Although polyuria can be accompanied by frequent urination, those terms should not be mistaken or used interchangeably. Frequent urination is a condition described by frequent need to urinate, but the urine output does not exceed 3 litres per 24 hours.
Polyuria is mainly associated with endocrine system disorders. In fact, diabetes mellitus and diabetes insipidus are the most common causes of this condition. In addition, Cushing?s syndrome and thyroid disorders can increase the urine production as well. Apart from aforementioned examples, polyuria may occur as a consequence of:
- Urinary system diseases, such as chronic kidney disease, Fanconi syndrome or urinary tract infection.
- Use of certain medications or supplements, such as diuretics, vitamin B2 or Vitamin D.
- Congestive heart failure
- Excessive use of alcohol or caffeine
Associated symptoms and signs
Since polyuria is not a disease itself, but only a symptom, it can be accompanied by other features of an underlying cause.
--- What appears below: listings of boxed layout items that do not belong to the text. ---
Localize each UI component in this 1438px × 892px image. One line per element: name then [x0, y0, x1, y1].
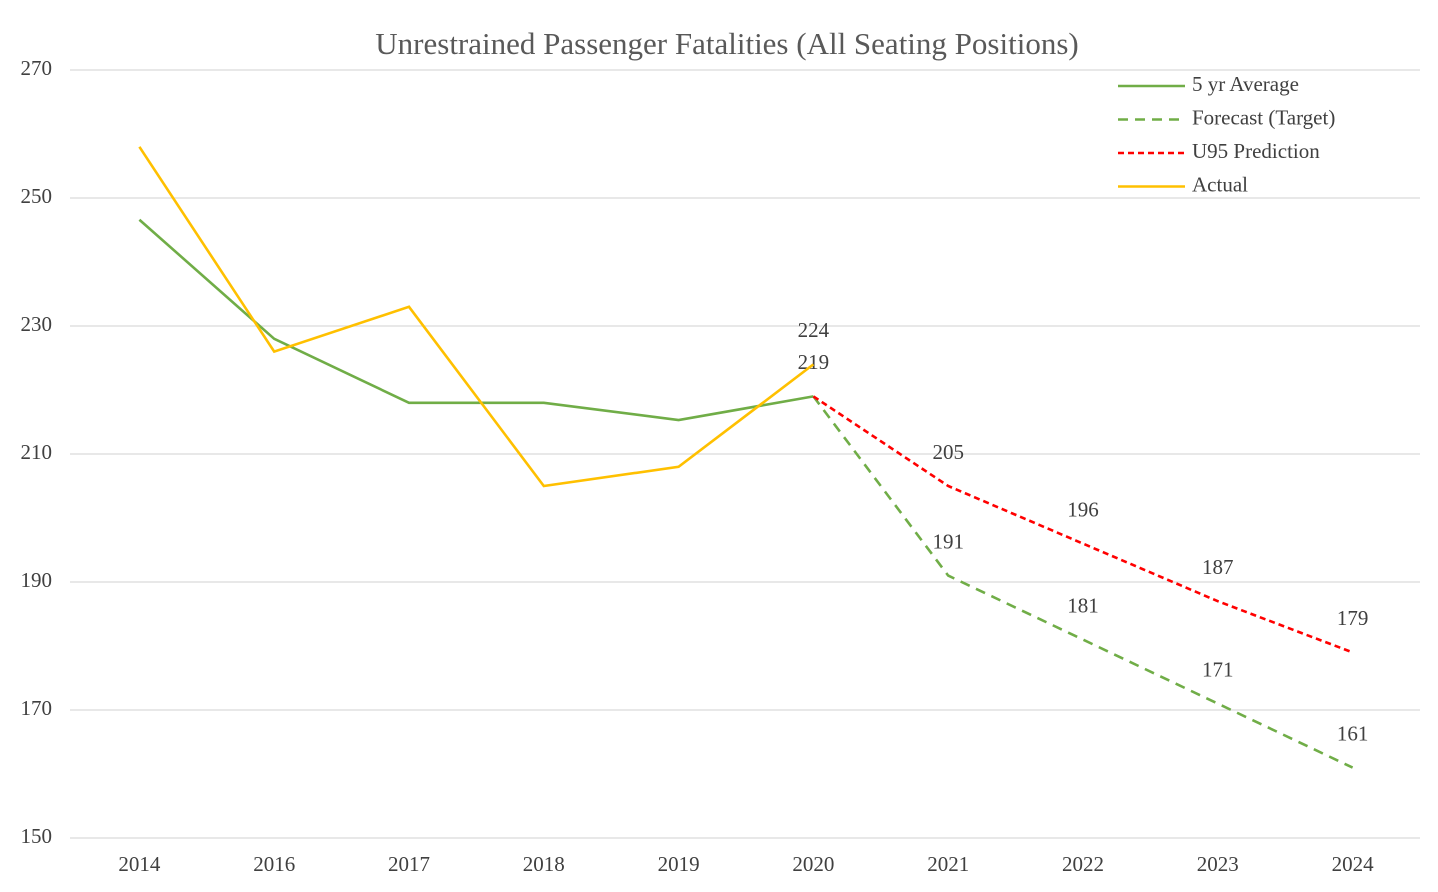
y-tick-label: 270 [21, 56, 53, 80]
data-label: 205 [932, 440, 964, 464]
data-label: 161 [1337, 721, 1369, 745]
x-tick-label: 2022 [1062, 852, 1104, 876]
x-tick-label: 2021 [927, 852, 969, 876]
y-tick-label: 230 [21, 312, 53, 336]
data-label: 181 [1067, 593, 1099, 617]
x-tick-label: 2024 [1332, 852, 1375, 876]
series-line [138, 218, 814, 422]
data-label: 191 [932, 529, 964, 553]
data-label: 196 [1067, 497, 1099, 521]
legend-label: Forecast (Target) [1192, 105, 1335, 129]
legend-label: 5 yr Average [1192, 72, 1299, 96]
x-tick-label: 2020 [792, 852, 834, 876]
data-label: 187 [1202, 555, 1234, 579]
chart-title: Unrestrained Passenger Fatalities (All S… [375, 26, 1078, 61]
x-tick-label: 2017 [388, 852, 430, 876]
legend-label: Actual [1192, 172, 1248, 196]
y-tick-label: 190 [21, 568, 53, 592]
x-tick-label: 2018 [523, 852, 565, 876]
x-tick-label: 2016 [253, 852, 295, 876]
y-tick-label: 170 [21, 696, 53, 720]
series-line [138, 146, 815, 488]
x-tick-label: 2014 [118, 852, 161, 876]
y-tick-label: 210 [21, 440, 53, 464]
x-tick-label: 2019 [658, 852, 700, 876]
data-label: 171 [1202, 657, 1234, 681]
y-tick-label: 250 [21, 184, 53, 208]
data-label: 224 [798, 318, 830, 342]
data-label: 219 [798, 350, 830, 374]
y-tick-label: 150 [21, 824, 53, 848]
series-line [812, 395, 1354, 654]
data-label: 179 [1337, 606, 1369, 630]
x-tick-label: 2023 [1197, 852, 1239, 876]
legend-label: U95 Prediction [1192, 139, 1320, 163]
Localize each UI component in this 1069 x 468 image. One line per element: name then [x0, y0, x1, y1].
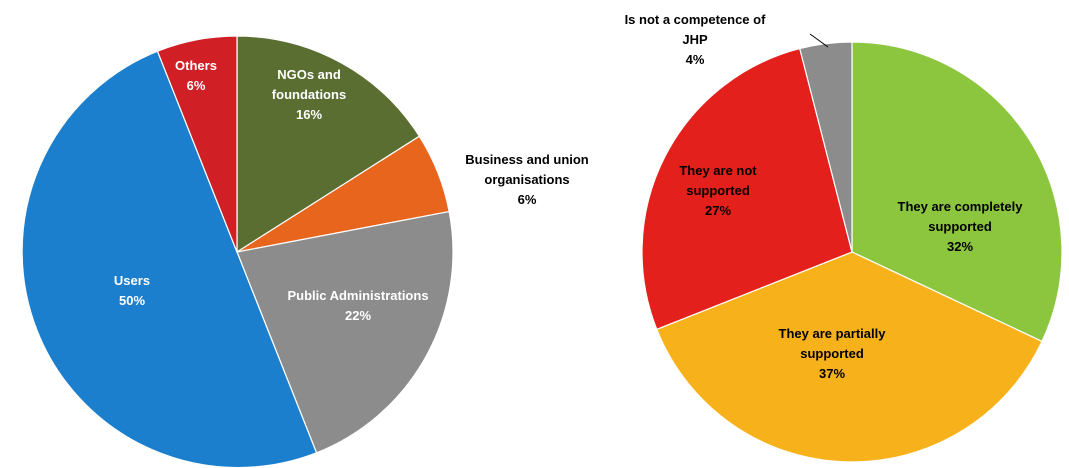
data-label-they-are-not-supported: They are not supported 27% — [679, 163, 757, 218]
data-label-public-administrations: Public Administrations 22% — [287, 288, 428, 323]
pie-slice-is-not-a-competence-of-jhp — [799, 41, 853, 253]
pie-chart-2: They are completely supported 32% They are … — [625, 12, 1063, 463]
data-label-is-not-a-competence-of-jhp: Is not a competence of JHP 4% — [625, 12, 767, 67]
pie-slice-ngos-and-foundations — [236, 35, 421, 254]
data-label-business-and-union-organisations: Business and union organisations 6% — [465, 152, 589, 207]
pie-slice-they-are-partially-supported — [655, 251, 1043, 463]
label-leader-line — [809, 33, 829, 48]
data-label-they-are-completely-supported: They are completely supported 32% — [898, 199, 1024, 254]
pie-chart-1: NGOs and foundations 16% Business and union… — [21, 35, 589, 468]
pie-slice-public-administrations — [236, 210, 454, 454]
pie-slice-users — [21, 50, 318, 468]
data-label-ngos-and-foundations: NGOs and foundations 16% — [272, 67, 346, 122]
pie-slice-they-are-completely-supported — [851, 41, 1063, 343]
data-label-users: Users 50% — [114, 273, 150, 308]
data-label-others: Others 6% — [175, 58, 217, 93]
data-label-they-are-partially-supported: They are partially supported 37% — [779, 326, 887, 381]
pie-slice-they-are-not-supported — [641, 47, 853, 331]
pie-slice-others — [156, 35, 238, 253]
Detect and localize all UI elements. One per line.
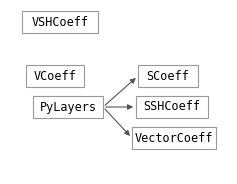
Text: SCoeff: SCoeff — [147, 70, 189, 82]
FancyBboxPatch shape — [132, 127, 216, 149]
FancyBboxPatch shape — [33, 96, 103, 118]
FancyBboxPatch shape — [26, 65, 84, 87]
Text: PyLayers: PyLayers — [40, 100, 96, 114]
Text: VSHCoeff: VSHCoeff — [32, 15, 88, 29]
FancyBboxPatch shape — [22, 11, 98, 33]
FancyBboxPatch shape — [136, 96, 208, 118]
FancyBboxPatch shape — [138, 65, 198, 87]
Text: VCoeff: VCoeff — [34, 70, 76, 82]
Text: VectorCoeff: VectorCoeff — [135, 132, 213, 144]
Text: SSHCoeff: SSHCoeff — [143, 100, 201, 114]
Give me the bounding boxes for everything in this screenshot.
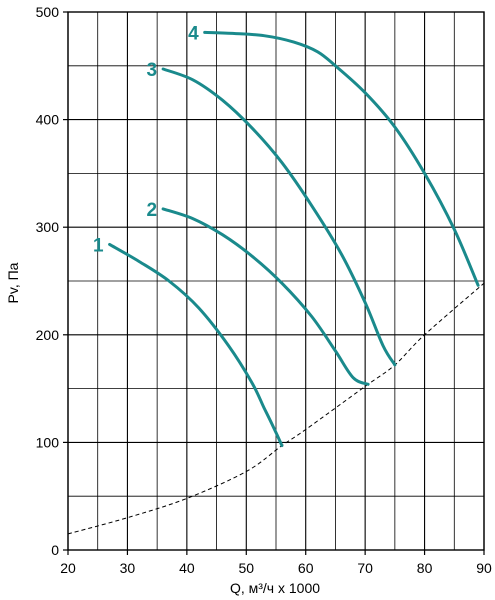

The most common ones of them include:
- Increased thirst
- Weight loss
- Nocturia, which is a need of urination during sleeping
- Shortness of breath
Even though the diagnostic process might be complicated, it is fairly easy to confirm the underlying cause. Interestingly, polyuria occasionally might have unclear origin, but those incidents occurs rarely. At first, a healthcare provider will investigate patient?s medical history and perform physical examination. Afterwards, it is recommended to carry out glucose test, urinalysis, fluid deprivation test or even imaging. However, the process do not require multiple diagnostic methods, since the specialist may be able to confirm the cause after basic examinations.
When it comes to treatment, there is no cure for polyuria exclusively. The victim can, however, restrict the intake of fluids and diuretics, if possible. Alcohol and smoking cessation can be advantageous as well. Yet still, more serious incidents demand professional approach, and some of them, life-time monitoring, just like in the case of diabetes mellitus. One have to bear in mind, however, that polyuria might indicate life-threatening conditions. That is why treatment is crucial in order to avoid dangerous consequences, which in extreme cases may lead to death.
When to see a doctor
In greater majority, incidents of polyuria occur as a consequence of a serious underlying disease. That is why one should seek professional help, if the polyuria persist for a long period of time, or do not mitigate after fluid or diuretics restriction. Another alarming features include symptoms associated with dehydration. They may include e.g. increased thirst, headaches, loss of appetite or general fatigue. In such incidents, the patient requires fluid and electrolyte balance restoration as soon as possible.